Deprived areas hardest hit as austerity hits Charities

Deprived areas hardest hit as austerity hits Charities

Councils and other public sector bodies are reacting to governmen cutts by cutting spending of up to £5bn on charities that have been providing services to them.

A document produced by ACEVO for the attention of ministers was circulated in the Cabinet Office and the Treasury. The document went on to explain that the most deprived 25% of the country has been most severly hit. These areas will have seen two thirds of funding cuts compared to 7.5% cuts in wealthier areas.

Charities are losing upto 43% of their income, the hardest hit sectors are;

  • Education and training, which loses (£335.8m)
  • Children and families (£287m)
  • Health and social (£285.1m)
  • Homlessness (£112.3m)

Furthermore;

  1. A large number of charities in the north west and north east have appealed for help from the £100m governmnent transition fund
  2. 16 charities which appealed for transition help are on the verge of closure
  3. 566 charities have lost £366,679/ 50% of their income

This puts a whole new gloss on the future of the Big Society and the notion that we are all in this together. This does raise the spectre of increased mergers acquistions and consortias.

1 Comment

  1. I thought big society was about independence from Government funding and control. The third sector being accountable directly to their customers and partners in exchange for payments such as voluntary service provision sourced from within local communities.

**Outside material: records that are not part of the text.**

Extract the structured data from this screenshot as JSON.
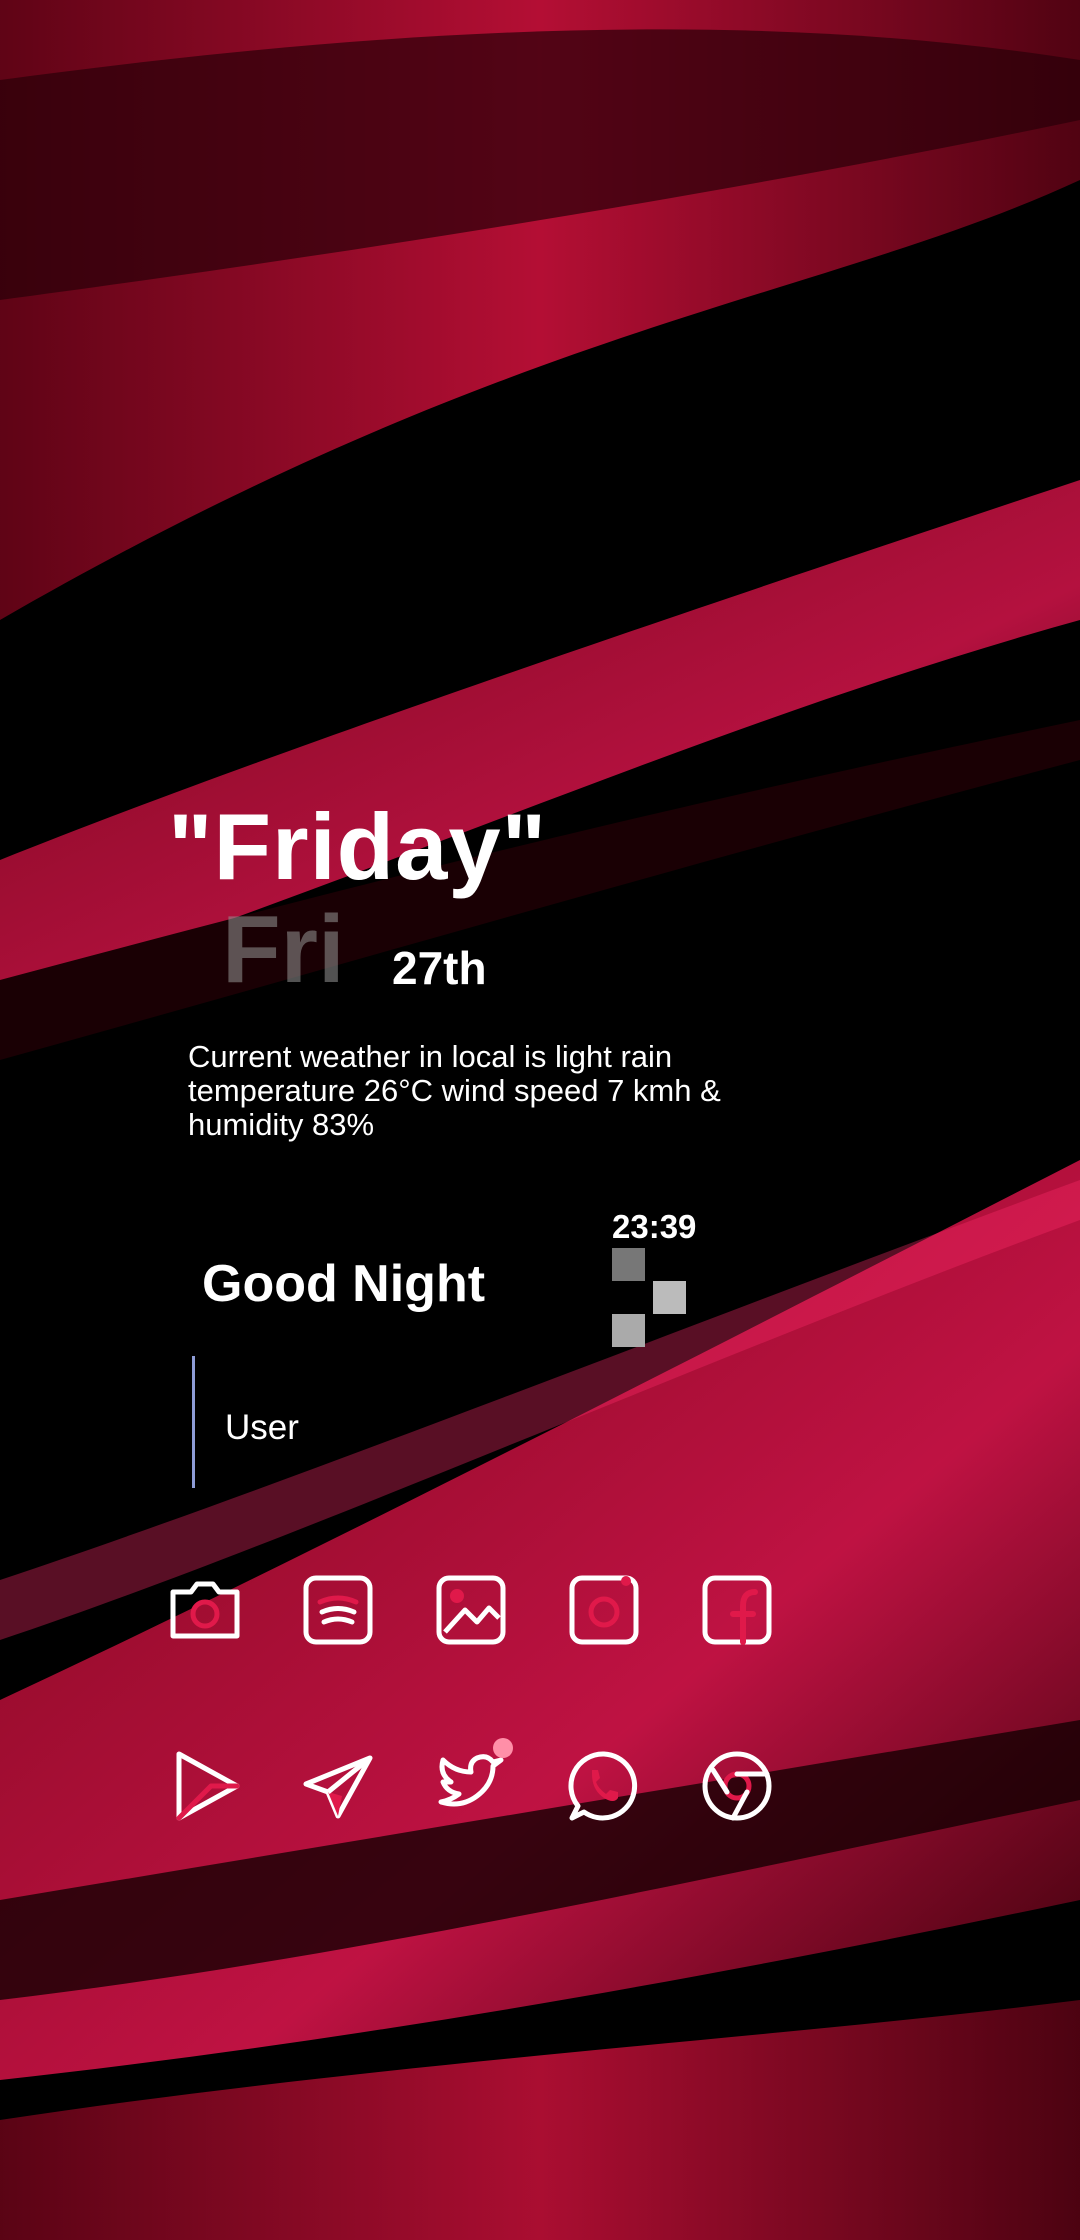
{
  "widgets": {
    "day_title": "\"Friday\"",
    "day_short": "Fri",
    "date": "27th",
    "weather_text": "Current weather in local is light rain temperature 26°C wind speed 7 kmh & humidity 83%",
    "clock": "23:39",
    "greeting": "Good Night",
    "user": "User"
  },
  "apps": {
    "row1": [
      {
        "name": "camera-icon"
      },
      {
        "name": "spotify-icon"
      },
      {
        "name": "gallery-icon"
      },
      {
        "name": "instagram-icon"
      },
      {
        "name": "facebook-icon"
      }
    ],
    "row2": [
      {
        "name": "play-store-icon"
      },
      {
        "name": "telegram-icon"
      },
      {
        "name": "twitter-icon"
      },
      {
        "name": "whatsapp-icon"
      },
      {
        "name": "chrome-icon"
      }
    ]
  },
  "colors": {
    "accent": "#e0194a",
    "wallpaper_dark": "#000000",
    "wallpaper_red": "#b00a2c",
    "user_bar": "#8e9cd6"
  }
}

    If charities are dependent on Government funding, this is not a reduction of the state but the opposite- an enlargement of the state through a form of outsourcing.

    If tax-payer funds are used to direct third sector activities, this is a form of state intervention and control rather than my understanding of the Big Society – the transference of action, decision making, financing and accountability away from democratically accountable hubs of Local and Central government centralising planning.

    From this perspective the reduction in Government funding is a progressive and necessary step forward in promoting the freedom to embrace the Big Society across the third sector, rather than remaining anchored to the mindset of shaping services to meet Local Government funded/directed outcomes.

    The reduction of Local Government funding presents a requirement to adapt business models, but without moves to rapidly remove the training wheels of state aid any change to a Big Society would be slower? Those authorities reducing funding quickest can be seen as those who are the strongest in supporting the change to a Big Society and small government.

    If the Big Society is not this, instead simply a move to utilise organizations incorporated as either not for profit or holding charitable status, but reliant on direct taxpayer funding then this is surely a less efficient way of delivering services than simply directing the public sector to do the job themselves – with associate flexibility, economies of scale, accountability for managing public money, overseen by democratically elected representatives? The debate therefore does not change from the status quo in existence before the coalition were elected with a Big Society agenda.